In each group, the corresponding proportions of radiographic nonprogressors were 79.8% in the remission group, and 78.1%, 74.1%, and 58.4% in the low, moderate, and high disease activity groups, respectively. A higher proportion of patients demonstrated no rapid radiographic progression at year 1 compared with patients who demonstrated ≤1 change in mTSS at year 1 (96.1% vs 83.9%).

Investigators evaluated 1-year radiographic progression based on DAS28-ESR at week 24/30, and found that across all treatments combined, the odds ratio of the proportion of radiographic nonprogressors was lowest in the high disease activity group (0.35; 95% CI, 0.23-0.54) compared with the moderate and low disease activity groups (0.72 and 0.90). Similar results were noted at week 12/14.

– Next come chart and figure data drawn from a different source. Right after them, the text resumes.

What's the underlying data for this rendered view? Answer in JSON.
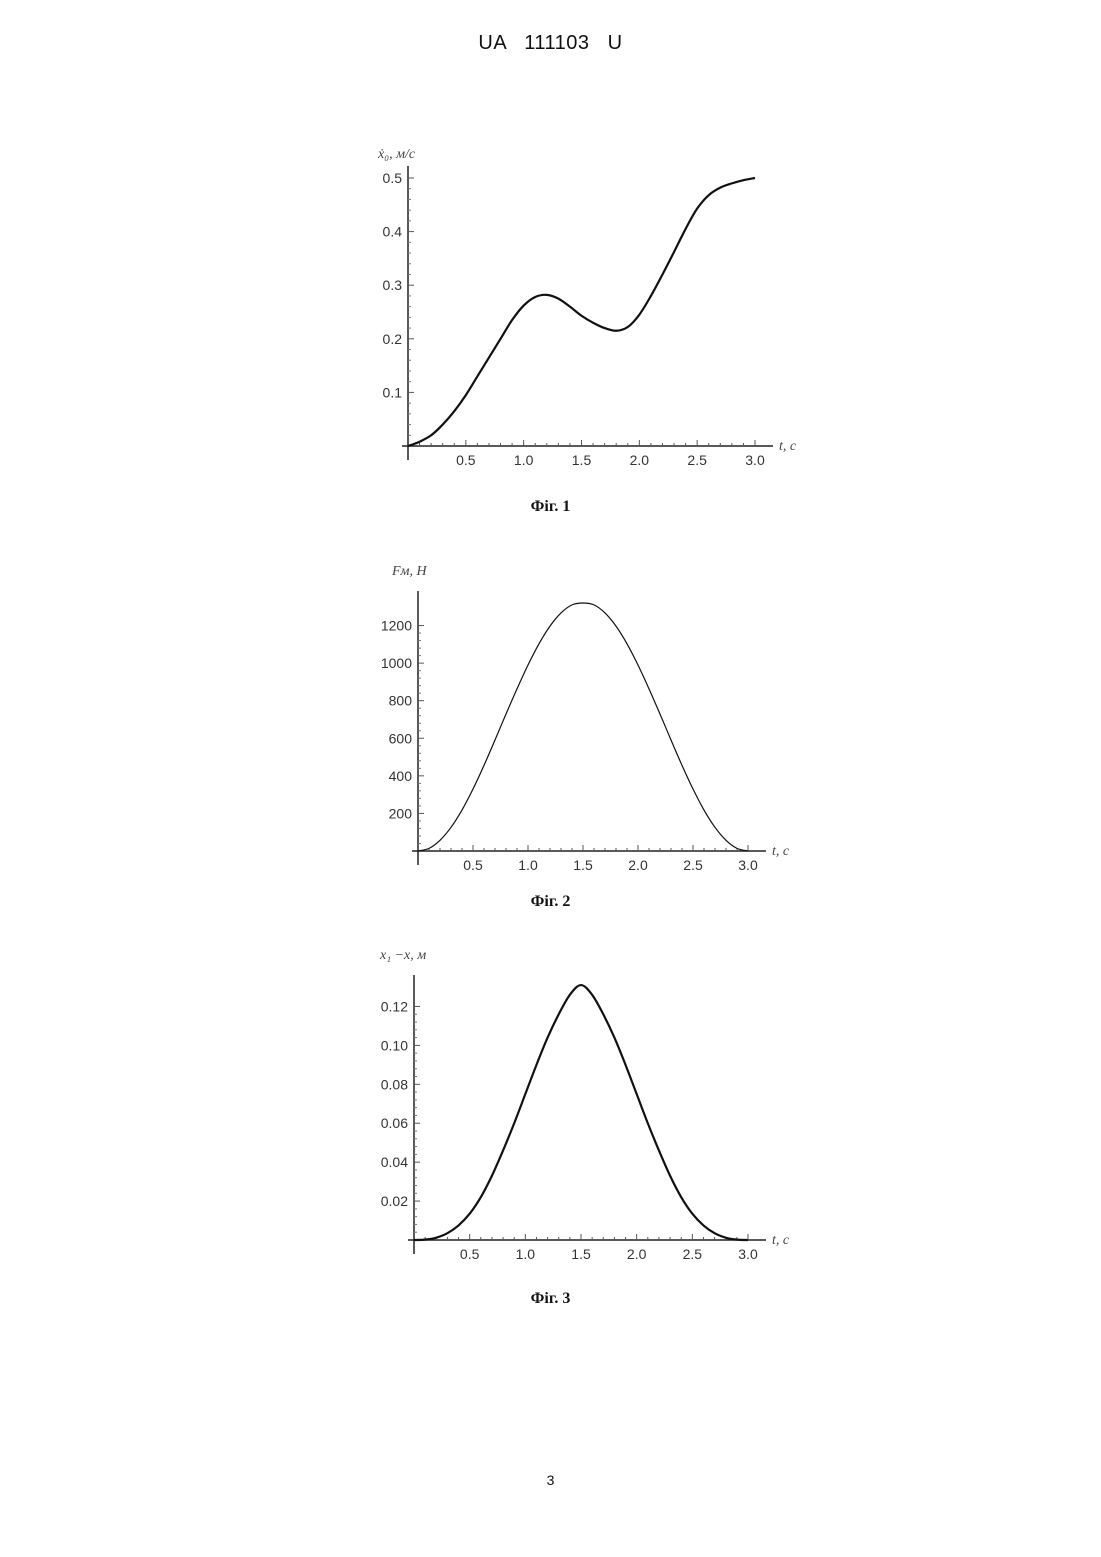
{
  "header": "UA   111103   U",
  "page_number": "3",
  "chart_data": [
    {
      "type": "line",
      "caption": "Фіг. 1",
      "title": "",
      "ylabel": "ẋ₀, м/с",
      "xlabel": "t, с",
      "xlim": [
        0,
        3.0
      ],
      "ylim": [
        0,
        0.5
      ],
      "x_ticks": [
        "0.5",
        "1.0",
        "1.5",
        "2.0",
        "2.5",
        "3.0"
      ],
      "y_ticks": [
        "0.1",
        "0.2",
        "0.3",
        "0.4",
        "0.5"
      ],
      "grid": false,
      "series": [
        {
          "x": [
            0,
            0.1,
            0.2,
            0.3,
            0.4,
            0.5,
            0.6,
            0.7,
            0.8,
            0.9,
            1.0,
            1.1,
            1.2,
            1.3,
            1.4,
            1.5,
            1.6,
            1.7,
            1.8,
            1.9,
            2.0,
            2.1,
            2.2,
            2.3,
            2.4,
            2.5,
            2.6,
            2.7,
            2.8,
            2.9,
            3.0
          ],
          "y": [
            0,
            0.008,
            0.02,
            0.04,
            0.065,
            0.095,
            0.13,
            0.165,
            0.2,
            0.235,
            0.262,
            0.278,
            0.282,
            0.275,
            0.26,
            0.243,
            0.23,
            0.22,
            0.215,
            0.222,
            0.245,
            0.28,
            0.32,
            0.362,
            0.405,
            0.443,
            0.468,
            0.482,
            0.49,
            0.496,
            0.5
          ]
        }
      ]
    },
    {
      "type": "line",
      "caption": "Фіг. 2",
      "title": "",
      "ylabel": "Fм, Н",
      "xlabel": "t, с",
      "xlim": [
        0,
        3.0
      ],
      "ylim": [
        0,
        1320
      ],
      "x_ticks": [
        "0.5",
        "1.0",
        "1.5",
        "2.0",
        "2.5",
        "3.0"
      ],
      "y_ticks": [
        "200",
        "400",
        "600",
        "800",
        "1000",
        "1200"
      ],
      "grid": false,
      "series": [
        {
          "x": [
            0,
            0.1,
            0.2,
            0.3,
            0.4,
            0.5,
            0.6,
            0.7,
            0.8,
            0.9,
            1.0,
            1.1,
            1.2,
            1.3,
            1.4,
            1.5,
            1.6,
            1.7,
            1.8,
            1.9,
            2.0,
            2.1,
            2.2,
            2.3,
            2.4,
            2.5,
            2.6,
            2.7,
            2.8,
            2.9,
            3.0
          ],
          "y": [
            0,
            14,
            57,
            126,
            218,
            330,
            456,
            591,
            729,
            863,
            990,
            1103,
            1197,
            1267,
            1310,
            1320,
            1310,
            1267,
            1197,
            1103,
            990,
            863,
            729,
            591,
            456,
            330,
            218,
            126,
            57,
            14,
            0
          ]
        }
      ]
    },
    {
      "type": "line",
      "caption": "Фіг. 3",
      "title": "",
      "ylabel": "x₁ −x, м",
      "xlabel": "t, с",
      "xlim": [
        0,
        3.0
      ],
      "ylim": [
        0,
        0.13
      ],
      "x_ticks": [
        "0.5",
        "1.0",
        "1.5",
        "2.0",
        "2.5",
        "3.0"
      ],
      "y_ticks": [
        "0.02",
        "0.04",
        "0.06",
        "0.08",
        "0.10",
        "0.12"
      ],
      "grid": false,
      "series": [
        {
          "x": [
            0,
            0.1,
            0.2,
            0.3,
            0.4,
            0.5,
            0.6,
            0.7,
            0.8,
            0.9,
            1.0,
            1.1,
            1.2,
            1.3,
            1.4,
            1.5,
            1.6,
            1.7,
            1.8,
            1.9,
            2.0,
            2.1,
            2.2,
            2.3,
            2.4,
            2.5,
            2.6,
            2.7,
            2.8,
            2.9,
            3.0
          ],
          "y": [
            0,
            0.0002,
            0.0012,
            0.0035,
            0.0075,
            0.0135,
            0.022,
            0.033,
            0.046,
            0.06,
            0.075,
            0.09,
            0.104,
            0.116,
            0.126,
            0.131,
            0.126,
            0.116,
            0.104,
            0.09,
            0.075,
            0.06,
            0.046,
            0.033,
            0.022,
            0.0135,
            0.0075,
            0.0035,
            0.0012,
            0.0002,
            0
          ]
        }
      ]
    }
  ]
}
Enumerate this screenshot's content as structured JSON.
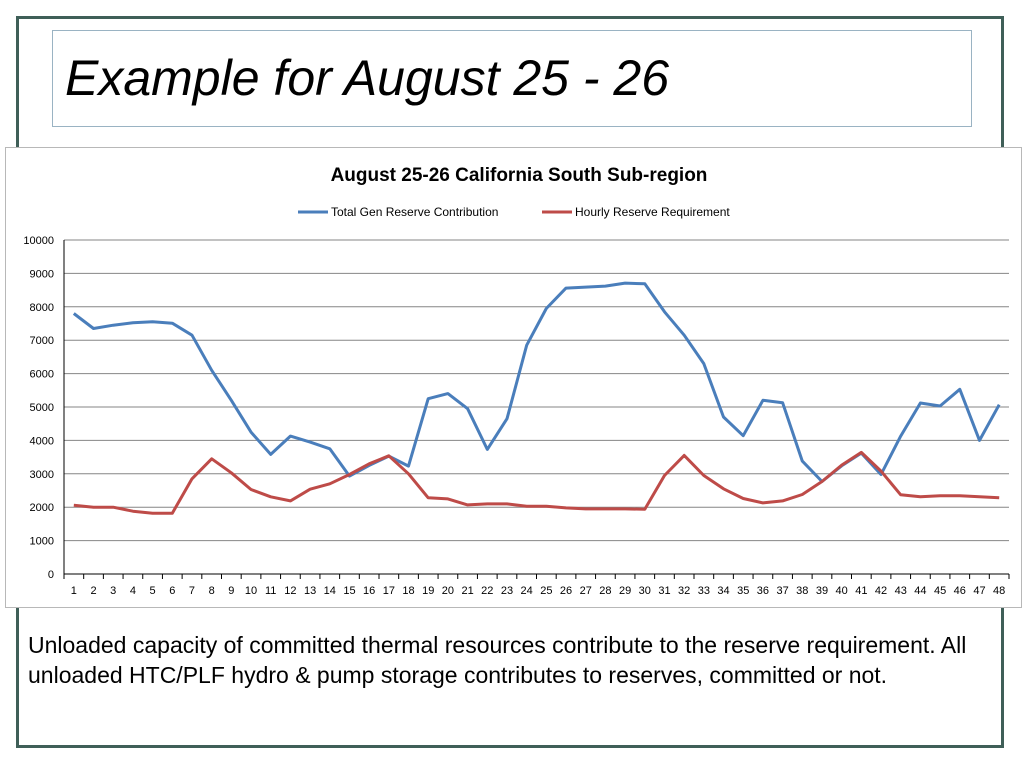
{
  "slide": {
    "title": "Example for August 25 - 26",
    "caption": "Unloaded capacity of committed thermal resources contribute to the reserve requirement.  All unloaded HTC/PLF hydro & pump storage contributes to reserves, committed or not."
  },
  "colors": {
    "frame": "#3f5f58",
    "series_blue": "#4a7ebb",
    "series_red": "#be4b48",
    "gridline": "#868686"
  },
  "chart_data": {
    "type": "line",
    "title": "August 25-26 California South Sub-region",
    "xlabel": "",
    "ylabel": "",
    "ylim": [
      0,
      10000
    ],
    "yticks": [
      0,
      1000,
      2000,
      3000,
      4000,
      5000,
      6000,
      7000,
      8000,
      9000,
      10000
    ],
    "grid": true,
    "legend_position": "top",
    "categories": [
      "1",
      "2",
      "3",
      "4",
      "5",
      "6",
      "7",
      "8",
      "9",
      "10",
      "11",
      "12",
      "13",
      "14",
      "15",
      "16",
      "17",
      "18",
      "19",
      "20",
      "21",
      "22",
      "23",
      "24",
      "25",
      "26",
      "27",
      "28",
      "29",
      "30",
      "31",
      "32",
      "33",
      "34",
      "35",
      "36",
      "37",
      "38",
      "39",
      "40",
      "41",
      "42",
      "43",
      "44",
      "45",
      "46",
      "47",
      "48"
    ],
    "series": [
      {
        "name": "Total Gen Reserve Contribution",
        "color": "#4a7ebb",
        "values": [
          7800,
          7350,
          7450,
          7520,
          7550,
          7510,
          7150,
          6100,
          5200,
          4250,
          3580,
          4130,
          3950,
          3750,
          2930,
          3250,
          3530,
          3230,
          5250,
          5400,
          4950,
          3730,
          4650,
          6850,
          7950,
          8560,
          8590,
          8620,
          8710,
          8690,
          7850,
          7150,
          6300,
          4700,
          4140,
          5200,
          5130,
          3380,
          2770,
          3240,
          3620,
          2980,
          4130,
          5120,
          5030,
          5530,
          4000,
          5070
        ]
      },
      {
        "name": "Hourly Reserve Requirement",
        "color": "#be4b48",
        "values": [
          2060,
          2000,
          2000,
          1880,
          1820,
          1820,
          2850,
          3450,
          3030,
          2530,
          2310,
          2190,
          2540,
          2700,
          2980,
          3300,
          3540,
          3000,
          2280,
          2250,
          2070,
          2100,
          2100,
          2030,
          2030,
          1980,
          1950,
          1950,
          1950,
          1940,
          2950,
          3550,
          2950,
          2550,
          2260,
          2130,
          2190,
          2380,
          2770,
          3260,
          3640,
          3080,
          2370,
          2310,
          2340,
          2340,
          2310,
          2280
        ]
      }
    ]
  }
}
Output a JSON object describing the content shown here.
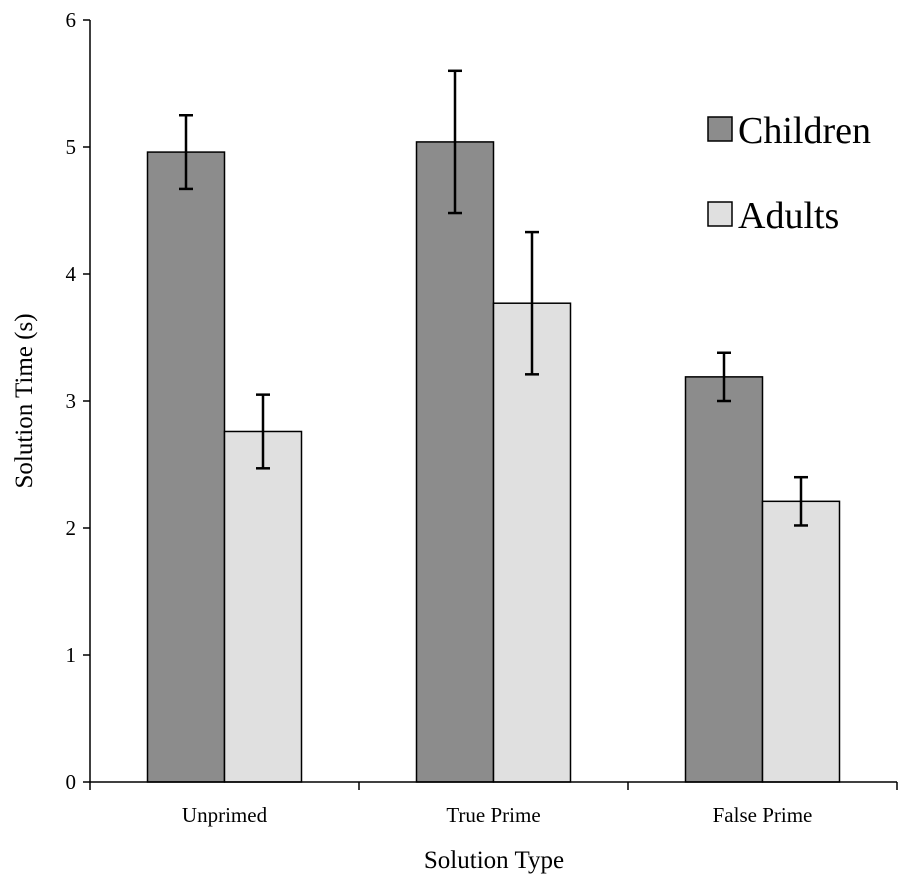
{
  "chart_data": {
    "type": "bar",
    "title": "",
    "xlabel": "Solution Type",
    "ylabel": "Solution Time (s)",
    "ylim": [
      0,
      6
    ],
    "yticks": [
      0,
      1,
      2,
      3,
      4,
      5,
      6
    ],
    "categories": [
      "Unprimed",
      "True Prime",
      "False Prime"
    ],
    "series": [
      {
        "name": "Children",
        "color": "#8c8c8c",
        "values": [
          4.96,
          5.04,
          3.19
        ],
        "error": [
          0.29,
          0.56,
          0.19
        ]
      },
      {
        "name": "Adults",
        "color": "#e0e0e0",
        "values": [
          2.76,
          3.77,
          2.21
        ],
        "error": [
          0.29,
          0.56,
          0.19
        ]
      }
    ],
    "legend_position": "top-right",
    "grid": false
  }
}
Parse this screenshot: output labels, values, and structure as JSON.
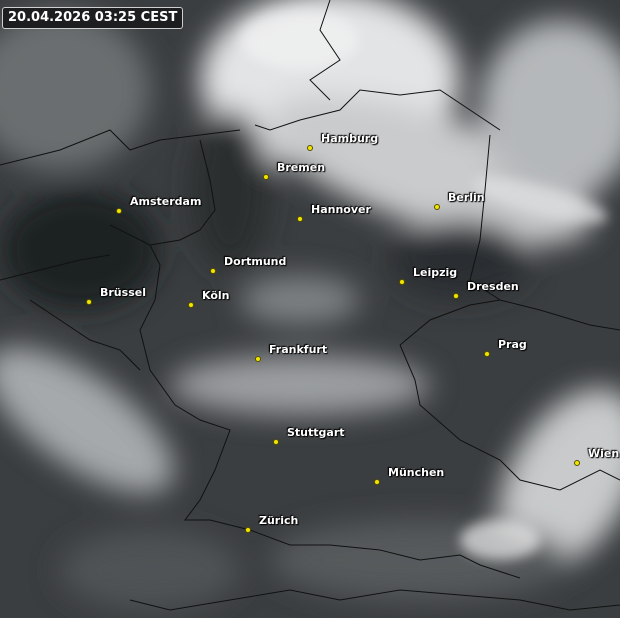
{
  "timestamp": "20.04.2026 03:25 CEST",
  "colors": {
    "city_marker": "#f2e600",
    "border_lines": "#111111",
    "label_text": "#ffffff"
  },
  "cities": [
    "Hamburg",
    "Bremen",
    "Amsterdam",
    "Hannover",
    "Berlin",
    "Dortmund",
    "Leipzig",
    "Dresden",
    "Brüssel",
    "Köln",
    "Prag",
    "Frankfurt",
    "Stuttgart",
    "Wien",
    "München",
    "Zürich"
  ]
}
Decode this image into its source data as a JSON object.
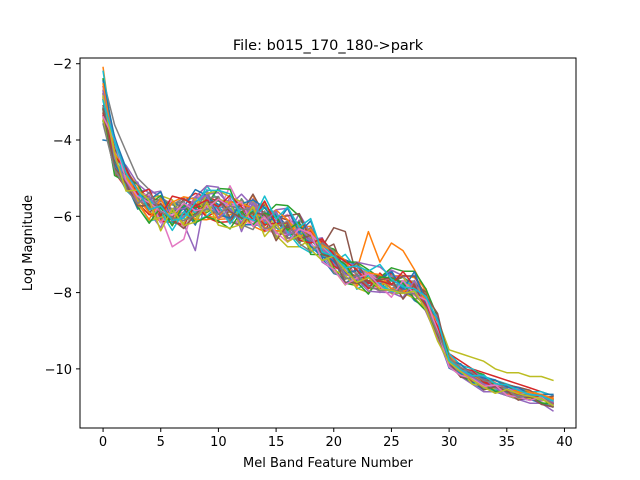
{
  "chart_data": {
    "type": "line",
    "title": "File: b015_170_180->park",
    "xlabel": "Mel Band Feature Number",
    "ylabel": "Log Magnitude",
    "xlim": [
      -2,
      41
    ],
    "ylim": [
      -11.55,
      -1.85
    ],
    "xticks": [
      0,
      5,
      10,
      15,
      20,
      25,
      30,
      35,
      40
    ],
    "yticks": [
      -10,
      -8,
      -6,
      -4,
      -2
    ],
    "ytick_labels": [
      "−10",
      "−8",
      "−6",
      "−4",
      "−2"
    ],
    "grid": false,
    "legend": "none",
    "palette": [
      "#1f77b4",
      "#ff7f0e",
      "#2ca02c",
      "#d62728",
      "#9467bd",
      "#8c564b",
      "#e377c2",
      "#7f7f7f",
      "#bcbd22",
      "#17becf"
    ],
    "base_curve": [
      -3.0,
      -4.4,
      -5.0,
      -5.4,
      -5.7,
      -5.85,
      -5.9,
      -5.85,
      -5.75,
      -5.7,
      -5.75,
      -5.8,
      -5.85,
      -5.9,
      -6.0,
      -6.1,
      -6.25,
      -6.35,
      -6.55,
      -6.85,
      -7.15,
      -7.4,
      -7.55,
      -7.6,
      -7.65,
      -7.7,
      -7.75,
      -7.8,
      -8.2,
      -8.9,
      -9.8,
      -10.05,
      -10.2,
      -10.35,
      -10.45,
      -10.55,
      -10.62,
      -10.68,
      -10.75,
      -10.85
    ],
    "series_count": 40,
    "series": [
      {
        "values": [
          -4.0,
          -4.05,
          -5.0,
          -5.3,
          -5.8,
          -5.9,
          -6.2,
          -6.0,
          -5.8,
          -5.6,
          -5.7,
          -5.9,
          -6.0,
          -6.1,
          -6.1,
          -6.0,
          -6.3,
          -6.4,
          -6.7,
          -7.1,
          -7.5,
          -7.6,
          -7.7,
          -7.6,
          -7.7,
          -7.8,
          -7.8,
          -7.9,
          -8.3,
          -9.0,
          -9.9,
          -10.1,
          -10.3,
          -10.4,
          -10.6,
          -10.7,
          -10.8,
          -10.8,
          -10.9,
          -11.0
        ]
      },
      {
        "values": [
          -2.1,
          -4.3,
          -4.8,
          -5.2,
          -5.6,
          -5.8,
          -5.9,
          -5.9,
          -5.5,
          -5.2,
          -5.6,
          -5.7,
          -5.8,
          -5.9,
          -6.1,
          -6.2,
          -6.3,
          -6.4,
          -6.5,
          -6.9,
          -7.3,
          -7.5,
          -7.4,
          -6.4,
          -7.2,
          -6.7,
          -6.9,
          -7.4,
          -8.0,
          -8.8,
          -9.7,
          -10.0,
          -10.1,
          -10.3,
          -10.4,
          -10.5,
          -10.6,
          -10.6,
          -10.7,
          -10.8
        ]
      },
      {
        "values": [
          -3.3,
          -4.5,
          -5.2,
          -5.5,
          -5.9,
          -6.0,
          -6.0,
          -5.8,
          -6.0,
          -5.9,
          -5.7,
          -5.8,
          -5.9,
          -6.0,
          -6.1,
          -6.2,
          -6.3,
          -6.2,
          -6.6,
          -6.8,
          -7.2,
          -7.3,
          -7.5,
          -7.6,
          -7.6,
          -7.7,
          -7.6,
          -7.8,
          -8.2,
          -8.9,
          -9.8,
          -10.1,
          -10.2,
          -10.4,
          -10.5,
          -10.6,
          -10.7,
          -10.7,
          -10.8,
          -10.9
        ]
      },
      {
        "values": [
          -2.9,
          -4.2,
          -4.9,
          -5.3,
          -5.5,
          -5.6,
          -5.7,
          -5.6,
          -5.4,
          -5.5,
          -5.6,
          -5.6,
          -5.7,
          -5.8,
          -5.9,
          -6.0,
          -6.1,
          -6.2,
          -6.4,
          -6.7,
          -7.0,
          -7.3,
          -7.5,
          -7.6,
          -7.7,
          -7.6,
          -7.8,
          -7.8,
          -8.1,
          -8.8,
          -9.6,
          -9.8,
          -10.0,
          -10.1,
          -10.2,
          -10.3,
          -10.4,
          -10.5,
          -10.6,
          -10.7
        ]
      },
      {
        "values": [
          -2.6,
          -4.7,
          -5.3,
          -5.1,
          -5.9,
          -6.3,
          -5.6,
          -6.2,
          -6.9,
          -5.3,
          -6.1,
          -5.5,
          -6.4,
          -5.7,
          -6.2,
          -5.9,
          -6.5,
          -6.1,
          -6.4,
          -7.2,
          -7.4,
          -7.2,
          -7.7,
          -7.5,
          -7.8,
          -7.6,
          -7.9,
          -7.7,
          -8.3,
          -9.1,
          -9.9,
          -10.2,
          -10.4,
          -10.6,
          -10.6,
          -10.7,
          -10.8,
          -10.9,
          -10.9,
          -11.1
        ]
      },
      {
        "values": [
          -3.1,
          -4.4,
          -4.9,
          -5.4,
          -5.6,
          -5.9,
          -5.8,
          -5.8,
          -5.9,
          -5.6,
          -5.8,
          -5.9,
          -5.8,
          -6.0,
          -6.1,
          -6.0,
          -6.1,
          -6.4,
          -6.6,
          -6.8,
          -6.3,
          -6.4,
          -7.6,
          -7.5,
          -7.6,
          -7.7,
          -7.7,
          -7.8,
          -8.2,
          -8.9,
          -9.8,
          -10.0,
          -10.1,
          -10.3,
          -10.4,
          -10.5,
          -10.6,
          -10.7,
          -10.8,
          -10.9
        ]
      },
      {
        "values": [
          -3.2,
          -4.6,
          -5.1,
          -5.5,
          -5.6,
          -6.0,
          -6.8,
          -6.6,
          -5.6,
          -5.5,
          -5.9,
          -5.2,
          -5.8,
          -5.9,
          -6.1,
          -6.2,
          -6.2,
          -6.3,
          -6.5,
          -6.9,
          -7.3,
          -7.5,
          -7.6,
          -7.7,
          -8.0,
          -7.9,
          -7.8,
          -7.9,
          -8.3,
          -9.0,
          -9.9,
          -10.1,
          -10.3,
          -10.4,
          -10.5,
          -10.6,
          -10.7,
          -10.6,
          -10.7,
          -10.8
        ]
      },
      {
        "values": [
          -2.4,
          -3.6,
          -4.3,
          -5.0,
          -5.3,
          -5.5,
          -5.7,
          -5.6,
          -5.5,
          -5.6,
          -5.7,
          -5.7,
          -5.8,
          -5.9,
          -6.0,
          -6.1,
          -6.2,
          -6.3,
          -6.5,
          -6.8,
          -7.1,
          -7.3,
          -7.5,
          -7.6,
          -7.6,
          -7.7,
          -7.7,
          -7.7,
          -8.1,
          -8.8,
          -9.7,
          -9.9,
          -10.1,
          -10.2,
          -10.3,
          -10.4,
          -10.5,
          -10.6,
          -10.7,
          -10.8
        ]
      },
      {
        "values": [
          -2.7,
          -4.5,
          -5.0,
          -5.4,
          -5.8,
          -5.9,
          -6.2,
          -6.0,
          -5.9,
          -5.8,
          -5.5,
          -5.9,
          -5.9,
          -5.6,
          -6.0,
          -6.5,
          -6.8,
          -6.8,
          -6.6,
          -6.9,
          -7.4,
          -7.8,
          -7.5,
          -7.6,
          -7.7,
          -7.7,
          -7.8,
          -7.7,
          -8.2,
          -8.7,
          -9.5,
          -9.6,
          -9.7,
          -9.8,
          -10.0,
          -10.1,
          -10.1,
          -10.2,
          -10.2,
          -10.3
        ]
      },
      {
        "values": [
          -2.2,
          -4.2,
          -4.8,
          -5.3,
          -5.7,
          -5.8,
          -6.1,
          -6.0,
          -5.8,
          -5.2,
          -5.6,
          -5.8,
          -5.9,
          -6.1,
          -6.4,
          -6.3,
          -6.5,
          -6.4,
          -6.6,
          -6.9,
          -7.2,
          -7.0,
          -7.4,
          -7.6,
          -7.6,
          -7.7,
          -7.8,
          -8.0,
          -8.3,
          -8.8,
          -9.6,
          -9.9,
          -10.0,
          -10.2,
          -10.3,
          -10.4,
          -10.5,
          -10.6,
          -10.6,
          -10.7
        ]
      }
    ]
  }
}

Study limitations included differences between the 3 studies: differences in disease duration and baseline mTSS; the use of disparate but qualified X-ray readers; no evaluation of differences in radiographic progression by product or between biosimilars.

“Our pooled radiographic assessment data…showed that radiographic progression is minimal overall but increases as disease activity worsens, despite using TNF inhibitors,” the researchers concluded. “Thus, in line with treat-to-target recommendations, [moderate or high disease activity] are unacceptable states when treating patients with TNF inhibitors, even from the standpoint of radiographic progression of joint damage.”

Disclosure: This clinical trial was supported by Samsung Bioepis Co, Ltd. Several study authors declared affiliations with the pharmaceutical industry. Please see the original reference for a full list of authors’ disclosures.

Reference

Smolen JS, Choe J-Y, Weinblatt ME, et al. Pooled analysis of TNF inhibitor biosimilar studies comparing radiographic progression by disease activity states in rheumatoid arthritis. 2020;6(1):e001096.